Andalucia.com Blog Home page |   | Andalucia.com Website | Andalucia.com Forum | Bookmark this site |

How the wind doth blow

August 19, 2010 – 8:52 am

Sarah Matthews Guest Blogger BA Spanish and Business Management at the University of Manchester

Soon after my arrival in Andalucia, I became aware of the huge popularity of water sports in the area, especially in the South West of Andalucia on the Cadiz coastline. Tarifa in particular boasts one of the best kite surfing locations in the world and it is popular not only with kite surfers, but surfers of all sorts due to its windy location at the meeting point of the Mediterranean Sea and the Atlantic Ocean. The average yearly wind speed of Tarifa is about 45km/h with the windiest months of July reaching 54km/h. But it seems that it isn’t just the strength of the wind that gets these adrenaline junkies going, it’s also the direction.

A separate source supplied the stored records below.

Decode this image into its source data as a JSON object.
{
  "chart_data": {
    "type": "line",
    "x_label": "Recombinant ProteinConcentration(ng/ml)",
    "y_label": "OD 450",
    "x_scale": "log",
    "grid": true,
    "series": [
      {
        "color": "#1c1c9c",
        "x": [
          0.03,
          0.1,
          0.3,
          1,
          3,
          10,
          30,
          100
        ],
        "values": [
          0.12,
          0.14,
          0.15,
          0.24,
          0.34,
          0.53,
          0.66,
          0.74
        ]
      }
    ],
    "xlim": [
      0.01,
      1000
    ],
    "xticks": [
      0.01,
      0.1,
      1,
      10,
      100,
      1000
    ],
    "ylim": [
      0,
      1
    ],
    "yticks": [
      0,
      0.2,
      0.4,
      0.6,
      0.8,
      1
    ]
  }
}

Known locally as levante and poniente these two winds mean very different things for surfers and fishermen alike, and are discussed frequently among locals, but what are they exactly?

The first, deriving its name from the Spanish meaning ‘it rises’ referring to the sun, describes Easterly winds moving from further inland out to sea and is therefore the warmer of the two. Windsurfers tend to prefer levante because of the offshore direction and high level of difficulty it can bring.

The latter meaning ‘westerly’ tends to be cooler bringing air from the sea. Poniente is the dominating wind in Tarifa and it is preferable to kite surfers since it produces the largest waves and full kite sails. These winds blow strongest between 3pm and 6pm but can end very rapidly so it’s best to ask the locals for their advice. The best time to experience the poniente winds is between October and May, when although it may be cooler, frequent Atlantic storms swell to reach the Spanish coastline creating waves up to three metres high.
Some of the best conditions for surfing arise as the poniente changes to levante and lovely tubing waves are produced (forming a barrel-like shape before the wave breaks). The local surfers look for these conditions and, since the levante can blow the sea flat within a day, it is said that it’s best to get on the water fast when the change comes.

Well, I certainly never knew that waves were so technical, nor that the ‘free-spirited’, laid back surfer stereotype had to know so much about water and wind, but it’s nice to know a few of the facts!
In Tarifa, the weather is warm all year round despite the winds and temperatures rarely fall below 10 degrees. With almost 300 days of sunshine each year, if you’re not the adventurous type, then kicking back and relaxing on the stunning white beaches whilst marvelling at the surfers gracefully rising and falling like dolphins is said to be a must.

  1. 2 Responses to “How the wind doth blow”

  2. Keep posting stuff like this i really like it

    By veterinary technician on Aug 24, 2010

  3. Great information! I’ve been looking for something like this for a while now. Thanks!